Sebelas Renungan Ketika Dizalimi: Renungkan Hal Ini Sebelum Membalas Dendam (Bag. 1)
Allah ﷻ menggulirkan lembaran kehidupan manusia dengan segala manis pahitnya. Umumnya manusia mendapatkan banyak kenikmatan Allah ﷻ, bahkan sampai mustahil untuk menghitung nikmat-Nya di kehidupan kita. Akan tetapi, Allah ﷻ memang menakdirkan kehidupan manusia dengan kesusahan. Allah ﷻ berfirman,
لَقَدْ خَلَقْنَا ٱلْإِنسَٰنَ فِى كَبَدٍ
“Sesungguhnya Kami telah menciptakan manusia berada dalam susah payah.” (QS. Al-Balad: 4)
Allah ﷻ menakdirkan manusia pasti menempuh jalan kesulitan. Bolehlah kita mengibaratkan sedang berenang di kolam susu yang luas. Betapa nikmatnya berenang sembari meminum air susu yang melegakan. Namun, tentu berenang adalah sebuah usaha yang tak mudah untuk dijalankan.
Termasuk kesulitan di dunia itu adalah bergulirnya episode kehidupan dimana diri kita dizalimi oleh orang lain. Ini adalah takdir Allah ﷻ yang mungkin pahit dan wajib kita mengimaninya serta bersabar dengannya. Tentu dizalimi adalah keadaan yang sangat berat. Sangat ingin rasanya membalaskan kezaliman itu dengan dalih meraih hak yang dirampas. Namun, terkadang, justru pahitnya kezaliman itu membutakan akal. Akibatnya, justru balasannya lebih buruk dari sekadar kezaliman sebelumnya. Padahal ini adalah peluang amal yang besar, meski memang berat dihadapi. Sehingga para ulama banyak membahas bab akhlak ketika dizalimi.

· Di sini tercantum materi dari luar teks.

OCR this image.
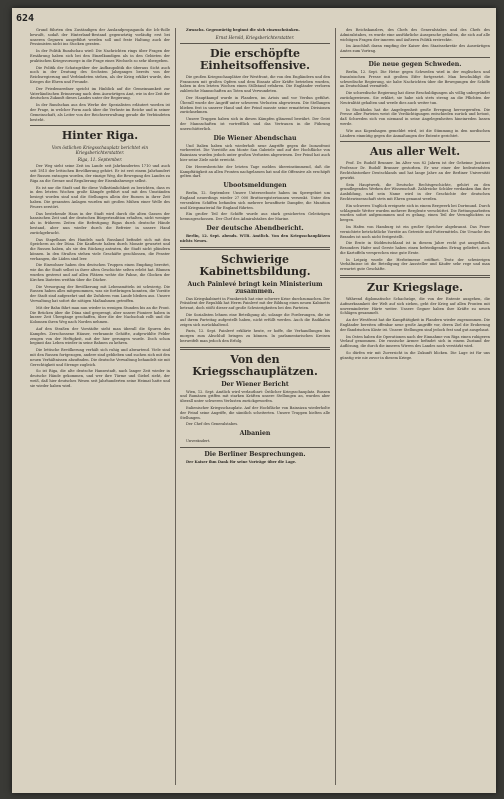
624

Grund führten den Zuständigen der Auslandpropaganda die Ich-Rolle bewußt, sodaß der Hinterland-Bestand gegenwärtig vorläufig erst bei unseren Gegnern ausgeführt werden soll und feste Haltung auch der Pessimisten nicht ins Stocken geraten.

In der Politik Rundschau wird: Die Nachrichten rings über Fragen der Ernährung haben sich bei den Einzelkundigen als in den Gebieten der praktischen Kriegsvorsorge in die Frage eines Wechsels so sehr übergeben.

Die Politik der Schatzgräber der Aufbaupolitik die überaus Sicht auch noch in der Deutung des Sechsten Jahrganges bereits von der Reichsregierung und Verbündeten stehen, als der Krieg erklärt wurde, des Krieges die Ehren und Freunde.

Der Friedensredner spricht im Hinblick auf die Gemeinsamkeit zur Vaterländischen Erinnerung nach dem Auswärtigen Amt, wie in der Zeit der deutschen Zukunft dieses Landes unter der Regierung.

In der Rundschau aus den Werke der Spezialisten erläutert worden ist der Frage, in welcher Form auch über die Verluste im Reiche und in seiner Gemeinschaft, als Leiter von der Reichsverwaltung gerade die Verbündeten besteht.

Hinter Riga.
Vom östlichen Kriegsschauplatz berichtet ein Kriegsberichterstatter.
Riga, 11. September.

Der Weg sieht seine Zeit im Lande seit Jahrhunderten 1710 und auch seit 1815 der lettischen Bevölkerung gehört. Er ist erst einem Jahrhundert der Russen entzogen worden, der einzige Weg, die Bewegung des Landes zu Riga an die Grenze und Regulierung der Eisenbahnwege selbst.

Es ist nur die Stadt und für diese Volkstümlichkeit zu berichten, dass es in den letzten Wochen große Kämpfe geführt und mit den Umständen besiegt worden sind und die Stellungen allein der Russen in ihrer Zeit haben. Die gesamten Anlagen wurden mit großen Mühen einer Welle des Feuers zerstört.

Das bestehende Haus in der Stadt wird durch die alten Gassen der hansischen Zeit und der deutschen Bürgertradition erhalten, nicht weniger als in früheren Zeiten die Befestigung Rigas durch deutsche Hände bestand, aber nun wieder durch die Befreier in unsere Hand zurückgebracht.

Das Stapelhaus des Handels nach Russland befindet sich mit den Speichern an der Düna. Die Kaufleute haben durch Monate gewartet und die Russen haben, als sie den Rückzug antraten, die Stadt nicht plündern können. In den Straßen stehen viele Geschäfte geschlossen, die Fenster verhangen, die Läden sind leer.

Die Einwohner haben den deutschen Truppen einen Empfang bereitet, wie ihn die Stadt selbst in ihrer alten Geschichte selten erlebt hat. Blumen wurden gestreut und auf allen Plätzen wehte die Fahne, die Glocken der Kirchen läuteten weithin über die Dächer.

Die Versorgung der Bevölkerung mit Lebensmitteln ist schwierig. Die Russen haben alles mitgenommen, was sie fortbringen konnten, die Vorräte der Stadt sind aufgezehrt und die Zufuhren vom Lande bleiben aus. Unsere Verwaltung hat sofort die nötigen Maßnahmen getroffen.

Mit der Bahn fährt man nun wieder in wenigen Stunden bis an die Front. Die Brücken über die Düna sind gesprengt, aber unsere Pioniere haben in kurzer Zeit Übergänge geschaffen, über die der Nachschub rollt und die Kolonnen ihren Weg nach Norden nehmen.

Auf den Straßen der Vorstädte sieht man überall die Spuren des Kampfes. Zerschossene Häuser, verbrannte Gehöfte, aufgewühlte Felder zeugen von der Heftigkeit, mit der hier gerungen wurde. Doch schon beginnt das Leben wieder in seine Bahnen zu kehren.

Die lettische Bevölkerung verhält sich ruhig und abwartend. Viele sind mit den Russen fortgezogen, andere sind geblieben und suchen sich mit den neuen Verhältnissen abzufinden. Die deutsche Verwaltung behandelt sie mit Gerechtigkeit und Strenge zugleich.

So ist Riga, die alte deutsche Hansestadt, nach langer Zeit wieder in deutsche Hände gekommen, und wer ihre Türme und Giebel sieht, der weiß, daß hier deutsches Wesen seit Jahrhunderten seine Heimat hatte und sie wieder haben wird.

Zuwachs. Gegenwärtig beginnt die sich einzuschränken.

Ernst Herold, Kriegsberichterstatter.
Die erschöpfte Einheitsoffensive.

Die großen Kriegsschauplätze der Westfront, die von den Engländern und den Franzosen mit großen Opfern und dem Einsatz aller Kräfte betrieben wurden, haben in den letzten Wochen einen Stillstand erfahren. Die Engländer verloren zahlreiche Mannschaften an Toten und Verwundeten.

Der Hauptkampf wurde in Flandern, im Artois und vor Verdun geführt. Überall wurde der Angriff unter schweren Verlusten abgewiesen. Die Stellungen blieben fest in unserer Hand und der Feind musste seine ermatteten Divisionen zurücknehmen.

Unsere Truppen haben sich in diesen Kämpfen glänzend bewährt. Der Geist der Mannschaften ist vortrefflich und das Vertrauen in die Führung unerschütterlich.

Die Wiener Abendschau

Und Italien haben sich wiederholt neue Angriffe gegen die Isonzofront vorbereitet. Die Vorstöße am Monte San Gabriele und auf der Hochfläche von Bainsizza wurden jedoch unter großen Verlusten abgewiesen. Der Feind hat auch hier seine Ziele nicht erreicht.

Die Heeresberichte der letzten Tage melden übereinstimmend, daß die Kampftätigkeit an allen Fronten nachgelassen hat und die Offensive als erschöpft gelten darf.

Ubootsmeldungen

Berlin, 12. September. Unsere Unterseeboote haben im Sperrgebiet um England neuerdings wieder 27 000 Bruttoregistertonnen versenkt. Unter den versenkten Schiffen befanden sich mehrere bewaffnete Dampfer, die Munition und Kriegsmaterial für England führten.

Ein großer Teil der Schiffe wurde aus stark gesicherten Geleitzügen herausgeschossen. Der Chef des Admiralstabes der Marine.

Der deutsche Abendbericht.

Berlin, 12. Sept. abends. WTB. Amtlich. Von den Kriegsschauplätzen nichts Neues.

Schwierige Kabinettsbildung.
Auch Painlevé bringt kein Ministerium zusammen.

Das Kriegskabinett in Frankreich hat eine schwere Krise durchzumachen. Der Präsident der Republik hat Herrn Painlevé mit der Bildung eines neuen Kabinetts betraut, doch stößt dieser auf große Schwierigkeiten bei den Parteien.

Die Sozialisten lehnen eine Beteiligung ab, solange die Forderungen, die sie auf ihrem Parteitag aufgestellt haben, nicht erfüllt werden. Auch die Radikalen zeigen sich zurückhaltend.

Paris, 12. Sept. Painlevé erklärte heute, er hoffe, die Verhandlungen bis morgen zum Abschluß bringen zu können. In parlamentarischen Kreisen bezweifelt man jedoch den Erfolg.

Von den Kriegsschauplätzen.
Der Wiener Bericht

Wien, 12. Sept. Amtlich wird verlautbart: Östlicher Kriegsschauplatz. Russen und Rumänen griffen mit starken Kräften unsere Stellungen an, wurden aber überall unter schweren Verlusten zurückgeworfen.

Italienischer Kriegsschauplatz. Auf der Hochfläche von Bainsizza wiederholte der Feind seine Angriffe, die sämtlich scheiterten. Unsere Truppen hielten alle Stellungen.

Der Chef des Generalstabes.

Albanien

Unverändert.

Die Berliner Besprechungen.

Der Kaiser ihm Dank für seine Vorträge über die Lage.

des Reichskanzlers, des Chefs des Generalstabes und des Chefs des Admiralstabes, es wurde eine ausführliche Aussprache gehalten, die sich auf alle wichtigen Fragen der inneren und äußeren Politik erstreckte.

Im Anschluß daran empfing der Kaiser den Staatssekretär des Auswärtigen Amtes zum Vortrag.

Die neue gegen Schweden.

Berlin, 12. Sept. Die Hetze gegen Schweden wird in der englischen und französischen Presse mit großem Eifer fortgesetzt. Man beschuldigt die schwedische Regierung, sie habe Nachrichten über die Bewegungen der Schiffe an Deutschland vermittelt.

Die schwedische Regierung hat diese Beschuldigungen als völlig unbegründet zurückgewiesen. Sie erklärt, sie habe sich stets streng an die Pflichten der Neutralität gehalten und werde dies auch weiter tun.

In Stockholm hat die Angelegenheit große Erregung hervorgerufen. Die Presse aller Parteien weist die Verdächtigungen entschieden zurück und betont, daß Schweden sich von niemand in seine Angelegenheiten hineinreden lassen werde.

Wie aus Kopenhagen gemeldet wird, ist die Stimmung in den nordischen Ländern einmütig gegen die Anmaßungen der Entente gerichtet.

Aus aller Welt.

Prof. Dr. Rudolf Brunner. Im Alter von 82 Jahren ist der Geheime Justizrat Professor Dr. Rudolf Brunner gestorben. Er war einer der bedeutendsten Rechtshistoriker Deutschlands und hat lange Jahre an der Berliner Universität gewirkt.

Sein Hauptwerk, die Deutsche Rechtsgeschichte, gehört zu den grundlegenden Werken der Wissenschaft. Zahlreiche Schüler verdanken ihm ihre Ausbildung, und sein Name wird in der Geschichte der deutschen Rechtswissenschaft stets mit Ehren genannt werden.

Ein schweres Unglück ereignete sich in einem Bergwerk bei Dortmund. Durch schlagende Wetter wurden mehrere Bergleute verschüttet. Die Rettungsarbeiten wurden sofort aufgenommen und es gelang, einen Teil der Verunglückten zu bergen.

Im Hafen von Hamburg ist ein großer Speicher abgebrannt. Das Feuer vernichtete beträchtliche Vorräte an Getreide und Futtermitteln. Die Ursache des Brandes ist noch nicht festgestellt.

Die Ernte in Süddeutschland ist in diesem Jahre recht gut ausgefallen. Besonders Hafer und Gerste haben einen befriedigenden Ertrag geliefert, auch die Kartoffeln versprechen eine gute Ernte.

In Leipzig wurde die Herbstmesse eröffnet. Trotz der schwierigen Verhältnisse ist die Beteiligung der Aussteller und Käufer sehr rege und man erwartet gute Geschäfte.

Zur Kriegslage.

Während diplomatische Schachzüge, die von der Entente ausgehen, die Aufmerksamkeit der Welt auf sich ziehen, geht der Krieg auf allen Fronten mit unverminderter Härte weiter. Unsere Gegner haben ihre Kräfte zu neuen Schlägen gesammelt.

An der Westfront hat die Kampftätigkeit in Flandern wieder zugenommen. Die Engländer bereiten offenbar neue große Angriffe vor, deren Ziel die Eroberung der flandrischen Küste ist. Unsere Stellungen sind jedoch fest und gut ausgebaut.

Im Osten haben die Operationen nach der Einnahme von Riga einen ruhigeren Verlauf genommen. Die russische Armee befindet sich in einem Zustand der Auflösung, die durch die inneren Wirren des Landes noch verstärkt wird.

So dürfen wir mit Zuversicht in die Zukunft blicken. Die Lage ist für uns günstig wie nie zuvor in diesem Kriege.
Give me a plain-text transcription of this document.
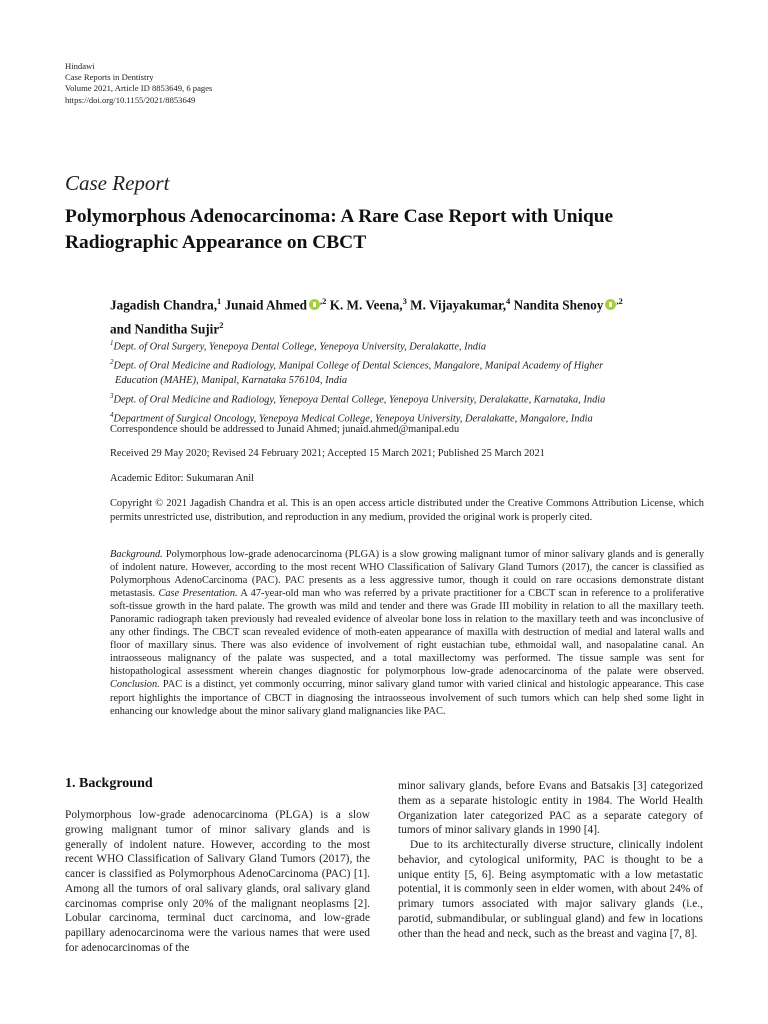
Hindawi
Case Reports in Dentistry
Volume 2021, Article ID 8853649, 6 pages
https://doi.org/10.1155/2021/8853649
Case Report
Polymorphous Adenocarcinoma: A Rare Case Report with Unique Radiographic Appearance on CBCT
Jagadish Chandra,$^1$ Junaid Ahmed $^{,2}$ K. M. Veena,$^3$ M. Vijayakumar,$^4$ Nandita Shenoy $^{,2}$
and Nanditha Sujir$^2$
$^1$Dept. of Oral Surgery, Yenepoya Dental College, Yenepoya University, Deralakatte, India
$^2$Dept. of Oral Medicine and Radiology, Manipal College of Dental Sciences, Mangalore, Manipal Academy of Higher
Education (MAHE), Manipal, Karnataka 576104, India
$^3$Dept. of Oral Medicine and Radiology, Yenepoya Dental College, Yenepoya University, Deralakatte, Karnataka, India
$^4$Department of Surgical Oncology, Yenepoya Medical College, Yenepoya University, Deralakatte, Mangalore, India
Correspondence should be addressed to Junaid Ahmed; junaid.ahmed@manipal.edu
Received 29 May 2020; Revised 24 February 2021; Accepted 15 March 2021; Published 25 March 2021
Academic Editor: Sukumaran Anil
Copyright © 2021 Jagadish Chandra et al. This is an open access article distributed under the Creative Commons Attribution License, which permits unrestricted use, distribution, and reproduction in any medium, provided the original work is properly cited.
Background. Polymorphous low-grade adenocarcinoma (PLGA) is a slow growing malignant tumor of minor salivary glands and is generally of indolent nature. However, according to the most recent WHO Classification of Salivary Gland Tumors (2017), the cancer is classified as Polymorphous AdenoCarcinoma (PAC). PAC presents as a less aggressive tumor, though it could on rare occasions demonstrate distant metastasis. Case Presentation. A 47-year-old man who was referred by a private practitioner for a CBCT scan in reference to a proliferative soft-tissue growth in the hard palate. The growth was mild and tender and there was Grade III mobility in relation to all the maxillary teeth. Panoramic radiograph taken previously had revealed evidence of alveolar bone loss in relation to the maxillary teeth and was inconclusive of any other findings. The CBCT scan revealed evidence of moth-eaten appearance of maxilla with destruction of medial and lateral walls and floor of maxillary sinus. There was also evidence of involvement of right eustachian tube, ethmoidal wall, and nasopalatine canal. An intraosseous malignancy of the palate was suspected, and a total maxillectomy was performed. The tissue sample was sent for histopathological assessment wherein changes diagnostic for polymorphous low-grade adenocarcinoma of the palate were observed. Conclusion. PAC is a distinct, yet commonly occurring, minor salivary gland tumor with varied clinical and histologic appearance. This case report highlights the importance of CBCT in diagnosing the intraosseous involvement of such tumors which can help shed some light in enhancing our knowledge about the minor salivary gland malignancies like PAC.
1. Background

Polymorphous low-grade adenocarcinoma (PLGA) is a slow growing malignant tumor of minor salivary glands and is generally of indolent nature. However, according to the most recent WHO Classification of Salivary Gland Tumors (2017), the cancer is classified as Polymorphous AdenoCarcinoma (PAC) [1]. Among all the tumors of oral salivary glands, oral salivary gland carcinomas comprise only 20% of the malignant neoplasms [2]. Lobular carcinoma, terminal duct carcinoma, and low-grade papillary adenocarcinoma were the various names that were used for adenocarcinomas of the

minor salivary glands, before Evans and Batsakis [3] categorized them as a separate histologic entity in 1984. The World Health Organization later categorized PAC as a separate category of tumors of minor salivary glands in 1990 [4].

Due to its architecturally diverse structure, clinically indolent behavior, and cytological uniformity, PAC is thought to be a unique entity [5, 6]. Being asymptomatic with a low metastatic potential, it is commonly seen in elder women, with about 24% of primary tumors associated with major salivary glands (i.e., parotid, submandibular, or sublingual gland) and few in locations other than the head and neck, such as the breast and vagina [7, 8].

Salah satu ulama yang memiliki risalah sangat indah dalam membekali orang-orang terzalimi adalah Ibnul Qayyim rahimahullah. Beliau memberikan 11 perenungan yang menjadi obat penyembuh seorang hamba atas luka hati akibat gangguan hamba lainnya kepada dirinya. Ibnul Qayyim rahimahullah mengumpulkan poin-poin ini di dalam Madarijus Salikin ketika membahas bab akhlak. [1] Nikmatilah obat hati berikut ini:
Meyakini segala sesuatunya telah ditakdirkan oleh Allah ﷻ
Hal pertama yang seseorang perlu renungkan ketika dizalimi adalah bahwa episode dizalimi ini adalah bagian dari takdir Allah ﷻ. Ketika ia mengetahui bahwa ini adalah takdir Allah ﷻ, maka ia akan merasa tenang dan tidak terlalu gundah. Karena ia mengetahui bahwa episode ini telah Allah ﷻ ridai untuk menjadi takdir bagi dirinya. Terlebih ia mengetahui bahwasanya Allah ﷻ adalah Zat Al-Hakim (Maha Bijaksana) dan Al-Khabir (Maha Mengetahui secara detail). Allah ﷻ berfirman,
وَهُوَ الْقَاهِرُ فَوْقَ عِبَادِهِ ۚ وَهُوَ الْحَكِيمُ الْخَبِيرُ
“Dan Dialah yang berkuasa atas sekalian hamba-hamba-Nya. Dan Dialah Yang Maha Bijaksana lagi Maha Mengetahui.” (QS. Al-An’am: 18)
أَلَيْسَ اللَّهُ بِأَحْكَمِ الْحَاكِمِينَ
“Bukankah Allah Hakim yang seadil-adilnya?” (QS. At-Tin: 8)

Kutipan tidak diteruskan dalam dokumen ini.